Nelson Mandela was released just two years earlier and we were on the brink of civil war. White people were disappearing to Browns Bay faster than white people in the final of a 100 meter sprint line up. Black people were aggressively taking power over everything that was voided by the ones who left. Then there were the riots, the lootings, the violence and everything else. The uncertainty of everything was worse than the pandemic of the last few years. Complete existential anxiety gripped a whole nation.
Then through all of this, South Africa had its first showing of an English Premier League match. We had only ever been exposed to domestic cups from our own country, and being a coloured, this was not ours. Soccer belonged to the Africans, and it wasn’t until 1995 that rugby became a thing for us. So we claimed the English Premier League for ourselves, even though we couldn’t even point out England on a map.
The beauty of sport is that it is simple. The results are clear cut. There is a winner and a loser, or a tie sometimes, but the simplicity of it gives one comfort in times of extreme discomfort.
This might seem far fetched and overly analytical, but here is why I think that this is the case.
Everyone loves a winner.
A resounding majority of South Africans you speak to will support Manchester United. This is a fact. It is also a fact that in 1992 and all the way through the nineties, the Red Devils were the most exciting team to watch. They went through a long period of success while stealing the hearts of so many South Africans who needed something to hold on to and make them smile.

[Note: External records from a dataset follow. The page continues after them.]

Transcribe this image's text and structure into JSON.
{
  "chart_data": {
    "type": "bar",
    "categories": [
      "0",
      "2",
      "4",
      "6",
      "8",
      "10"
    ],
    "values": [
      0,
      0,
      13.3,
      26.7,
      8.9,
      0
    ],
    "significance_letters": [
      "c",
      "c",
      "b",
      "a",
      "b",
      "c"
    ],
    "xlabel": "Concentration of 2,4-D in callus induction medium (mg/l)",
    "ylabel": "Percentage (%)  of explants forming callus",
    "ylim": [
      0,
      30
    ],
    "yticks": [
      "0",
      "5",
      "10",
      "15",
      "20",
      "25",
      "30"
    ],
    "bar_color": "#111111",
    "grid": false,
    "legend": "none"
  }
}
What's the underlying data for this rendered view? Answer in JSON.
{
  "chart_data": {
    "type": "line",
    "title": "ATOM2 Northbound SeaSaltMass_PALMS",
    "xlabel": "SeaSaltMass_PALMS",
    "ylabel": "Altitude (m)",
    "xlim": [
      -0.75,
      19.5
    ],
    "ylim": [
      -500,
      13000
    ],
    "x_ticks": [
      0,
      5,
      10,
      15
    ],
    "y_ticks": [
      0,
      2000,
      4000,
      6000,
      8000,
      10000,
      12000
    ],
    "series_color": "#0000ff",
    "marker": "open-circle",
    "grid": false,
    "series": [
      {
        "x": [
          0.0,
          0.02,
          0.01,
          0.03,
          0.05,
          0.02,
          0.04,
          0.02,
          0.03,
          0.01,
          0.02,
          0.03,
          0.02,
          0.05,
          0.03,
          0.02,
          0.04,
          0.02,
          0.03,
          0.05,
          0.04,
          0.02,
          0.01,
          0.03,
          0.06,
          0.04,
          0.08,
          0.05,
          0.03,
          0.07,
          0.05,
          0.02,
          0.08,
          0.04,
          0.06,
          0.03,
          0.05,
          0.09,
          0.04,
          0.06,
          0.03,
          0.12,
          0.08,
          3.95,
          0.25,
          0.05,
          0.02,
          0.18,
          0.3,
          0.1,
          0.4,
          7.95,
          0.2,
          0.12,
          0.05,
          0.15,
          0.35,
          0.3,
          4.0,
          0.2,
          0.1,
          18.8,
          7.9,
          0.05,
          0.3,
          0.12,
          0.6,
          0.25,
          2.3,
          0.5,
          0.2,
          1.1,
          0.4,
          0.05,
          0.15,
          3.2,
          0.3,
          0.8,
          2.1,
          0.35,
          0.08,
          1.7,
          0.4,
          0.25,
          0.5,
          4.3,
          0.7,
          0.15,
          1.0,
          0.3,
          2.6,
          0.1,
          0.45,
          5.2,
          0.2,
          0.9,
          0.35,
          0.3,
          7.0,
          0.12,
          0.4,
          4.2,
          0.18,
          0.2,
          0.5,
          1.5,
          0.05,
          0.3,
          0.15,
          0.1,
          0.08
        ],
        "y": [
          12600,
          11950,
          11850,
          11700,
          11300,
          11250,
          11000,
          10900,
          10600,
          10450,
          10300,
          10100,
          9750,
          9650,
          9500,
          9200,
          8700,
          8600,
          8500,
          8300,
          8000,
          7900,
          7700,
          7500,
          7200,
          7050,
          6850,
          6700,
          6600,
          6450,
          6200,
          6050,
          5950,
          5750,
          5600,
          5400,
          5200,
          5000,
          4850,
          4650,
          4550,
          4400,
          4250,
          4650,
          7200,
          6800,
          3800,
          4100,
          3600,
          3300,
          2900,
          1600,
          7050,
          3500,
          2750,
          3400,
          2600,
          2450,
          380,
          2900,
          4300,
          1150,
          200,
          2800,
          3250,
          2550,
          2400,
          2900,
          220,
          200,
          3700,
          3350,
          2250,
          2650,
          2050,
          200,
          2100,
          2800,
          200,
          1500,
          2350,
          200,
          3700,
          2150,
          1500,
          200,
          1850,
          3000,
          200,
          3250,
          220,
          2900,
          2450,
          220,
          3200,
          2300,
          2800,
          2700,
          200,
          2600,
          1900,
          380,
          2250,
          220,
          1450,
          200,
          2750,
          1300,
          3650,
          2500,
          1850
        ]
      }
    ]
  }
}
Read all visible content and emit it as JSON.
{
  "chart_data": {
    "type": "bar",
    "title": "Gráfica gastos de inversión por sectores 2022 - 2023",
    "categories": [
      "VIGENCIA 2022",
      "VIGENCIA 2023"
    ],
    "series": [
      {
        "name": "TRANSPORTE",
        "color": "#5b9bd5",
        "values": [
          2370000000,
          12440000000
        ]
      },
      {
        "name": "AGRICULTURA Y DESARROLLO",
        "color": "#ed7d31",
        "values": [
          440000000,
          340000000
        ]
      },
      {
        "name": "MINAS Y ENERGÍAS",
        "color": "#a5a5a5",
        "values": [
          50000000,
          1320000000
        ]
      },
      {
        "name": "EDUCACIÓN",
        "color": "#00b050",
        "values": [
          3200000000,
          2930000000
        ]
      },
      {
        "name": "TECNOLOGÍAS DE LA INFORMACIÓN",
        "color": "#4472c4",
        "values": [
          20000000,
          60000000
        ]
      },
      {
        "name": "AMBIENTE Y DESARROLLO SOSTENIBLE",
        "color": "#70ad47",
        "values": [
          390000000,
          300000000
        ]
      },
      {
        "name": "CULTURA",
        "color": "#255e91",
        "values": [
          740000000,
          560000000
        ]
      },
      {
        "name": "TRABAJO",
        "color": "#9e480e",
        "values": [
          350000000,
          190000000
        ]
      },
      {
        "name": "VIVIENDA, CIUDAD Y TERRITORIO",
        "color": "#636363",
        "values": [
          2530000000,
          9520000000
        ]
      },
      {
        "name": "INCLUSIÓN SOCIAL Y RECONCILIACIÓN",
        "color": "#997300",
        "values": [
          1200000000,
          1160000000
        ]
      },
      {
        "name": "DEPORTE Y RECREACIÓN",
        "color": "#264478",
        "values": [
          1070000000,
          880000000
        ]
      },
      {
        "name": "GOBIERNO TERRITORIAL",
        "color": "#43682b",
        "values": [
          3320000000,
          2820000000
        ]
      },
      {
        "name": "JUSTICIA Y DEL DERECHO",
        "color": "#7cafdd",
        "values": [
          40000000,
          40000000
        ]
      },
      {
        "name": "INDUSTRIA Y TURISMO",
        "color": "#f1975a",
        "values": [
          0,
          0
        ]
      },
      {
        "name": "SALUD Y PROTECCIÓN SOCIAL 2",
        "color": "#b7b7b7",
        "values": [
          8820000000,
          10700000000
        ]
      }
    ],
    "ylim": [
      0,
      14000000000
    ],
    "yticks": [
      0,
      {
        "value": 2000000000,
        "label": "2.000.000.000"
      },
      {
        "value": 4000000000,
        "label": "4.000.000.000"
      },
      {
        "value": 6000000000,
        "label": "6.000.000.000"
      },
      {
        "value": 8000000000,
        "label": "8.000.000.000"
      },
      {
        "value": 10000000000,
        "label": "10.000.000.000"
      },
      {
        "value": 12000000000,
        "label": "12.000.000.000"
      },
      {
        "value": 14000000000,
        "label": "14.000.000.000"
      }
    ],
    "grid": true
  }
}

The ones who backed the underdogs went for the clubs who were threats to Manchester United. Liverpool, Arsenal, Leeds, Chelsea, some even going for the likes of Blackburn and Newcastle. One thing is clear though, without cultural or geographical links, all of us chose who to support. None of us were born in England, we had no obligation to support anyone.
I however supported the Reds, it is the team my older brother supported, and having met the side in 1994 when they held a coaching clinic at Westridge Football field, I was sold. David James told me to learn to kick. I never did.
My Dad supported United of course, because he enjoyed bragging rights.
My Mum supported Arsenal.
This was a strange choice because she only liked one player. He was their goalkeeper. So growing up people used to ask why my Mum supported Arsenal, I’d have to say “Because she likes David Seaman.”
This is a fact, you can ask her yourself.
I hope everyone enjoys the football and don’t take it too seriously. Life is meaningless chaos and it is up to each individual to find his or her own meaning. So whether it’s saving lives by finding a cure for cancer, supporting a team who doesn’t even care about you, or even pulling out a bushel, I hope it gives you a feeling of purpose.
I’ll try keeping up the blog for the sake of posterity.